Let's test each retriever independently.

In [None]:
# Test Tavily Web Search
from src.retrievers import get_tavily_retriever

tavily = get_tavily_retriever()
web_results = await tavily.search("What is RAG in AI?")

print(f"Found {len(web_results)} web results")
for r in web_results[:3]:
    print(f"\n- {r['title']}")
    print(f"  URL: {r['url']}")
    print(f"  Score: {r['score']:.3f}")

In [None]:
# Test arXiv Search
from src.retrievers import get_arxiv_retriever

arxiv = get_arxiv_retriever()
arxiv_results = await arxiv.search("retrieval augmented generation")

print(f"Found {len(arxiv_results)} academic papers")
for r in arxiv_results[:3]:
    print(f"\n- {r['title']}")
    print(f"  Authors: {r['metadata'].get('authors', 'N/A')}")
    print(f"  URL: {r['url']}")

## 2. Document Ingestion Pipeline

Demonstrating text preprocessing and chunking (Week 2 concepts).

In [None]:
# Test chunking strategies
from src.ingestion import TextChunker, Document

sample_text = """
# Information Retrieval

Information retrieval (IR) is the process of obtaining information system resources 
that are relevant to an information need from a collection of those resources.

## Vector Space Model

The vector space model represents documents and queries as vectors in a 
high-dimensional space. Similarity is computed using cosine similarity.

## BM25

BM25 is a probabilistic retrieval function that ranks documents based on 
query terms appearing in each document.
"""

doc = Document(content=sample_text, metadata={"title": "IR Overview"})

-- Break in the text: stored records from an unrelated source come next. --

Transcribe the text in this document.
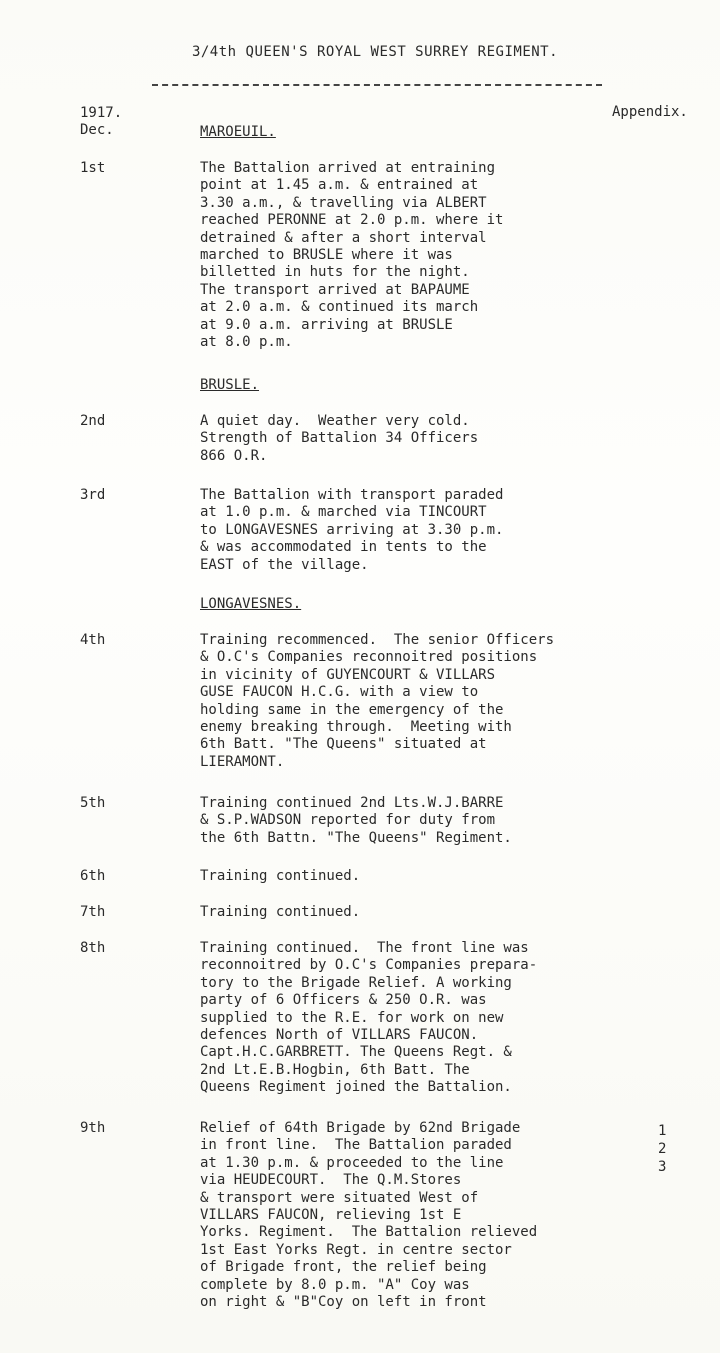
3/4th QUEEN'S ROYAL WEST SURREY REGIMENT.
1917.
Dec.
Appendix.
MAROEUIL.
1st	The Battalion arrived at entraining
point at 1.45 a.m. & entrained at
3.30 a.m., & travelling via ALBERT
reached PERONNE at 2.0 p.m. where it
detrained & after a short interval
marched to BRUSLE where it was
billetted in huts for the night.
The transport arrived at BAPAUME
at 2.0 a.m. & continued its march
at 9.0 a.m. arriving at BRUSLE
at 8.0 p.m.
BRUSLE.
2nd	A quiet day.  Weather very cold.
Strength of Battalion 34 Officers
866 O.R.
3rd	The Battalion with transport paraded
at 1.0 p.m. & marched via TINCOURT
to LONGAVESNES arriving at 3.30 p.m.
& was accommodated in tents to the
EAST of the village.
LONGAVESNES.
4th	Training recommenced.  The senior Officers
& O.C's Companies reconnoitred positions
in vicinity of GUYENCOURT & VILLARS
GUSE FAUCON H.C.G. with a view to
holding same in the emergency of the
enemy breaking through.  Meeting with
6th Batt. "The Queens" situated at
LIERAMONT.
5th	Training continued 2nd Lts.W.J.BARRE
& S.P.WADSON reported for duty from
the 6th Battn. "The Queens" Regiment.
6th	Training continued.
7th	Training continued.
8th	Training continued.  The front line was
reconnoitred by O.C's Companies prepara-
tory to the Brigade Relief. A working
party of 6 Officers & 250 O.R. was
supplied to the R.E. for work on new
defences North of VILLARS FAUCON.
Capt.H.C.GARBRETT. The Queens Regt. &
2nd Lt.E.B.Hogbin, 6th Batt. The
Queens Regiment joined the Battalion.
9th	Relief of 64th Brigade by 62nd Brigade
in front line.  The Battalion paraded
at 1.30 p.m. & proceeded to the line
via HEUDECOURT.  The Q.M.Stores
& transport were situated West of
VILLARS FAUCON, relieving 1st E
Yorks. Regiment.  The Battalion relieved
1st East Yorks Regt. in centre sector
of Brigade front, the relief being
complete by 8.0 p.m. "A" Coy was
on right & "B"Coy on left in front
1
2
3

# Compare chunking strategies
for strategy in ["fixed", "paragraph", "semantic"]:
    chunker = TextChunker(strategy=strategy, chunk_size=200)
    chunks = chunker.chunk_document(doc)
    print(f"\n{strategy.upper()} chunking: {len(chunks)} chunks")
    for i, chunk in enumerate(chunks[:2]):
        print(f"  Chunk {i+1}: {len(chunk.content)} chars")

## 3. Running the Full Agent

Test the complete agentic search pipeline.

In [None]:
from src.agent import run_search

# Simple query
result = await run_search("What is RAG in AI?")

print("Query Type:", result.get('query_type'))
print("Sub-queries:", [sq['query'] for sq in result.get('sub_queries', [])])
print("\nAnswer:")
print(result.get('final_answer', result.get('draft_answer', 'No answer'))[:500])

In [None]:
# Complex query with decomposition
result = await run_search("Compare BM25 and dense retrieval for question answering")

print("Query Type:", result.get('query_type'))
print("\nSub-queries:")
for sq in result.get('sub_queries', []):
    print(f"  - {sq['query']} -> {sq.get('sources', [])}")

print("\nQuality Score:", result.get('overall_quality', 0))
print("Iterations:", result.get('iteration_count', 0))

## 4. Visualizing the Agent Graph

Visualize the LangGraph workflow.

In [None]:
from src.agent.graph import create_search_agent

agent = create_search_agent()

# Print graph structure
print("Agent Graph Nodes:")
print(agent.get_graph().nodes)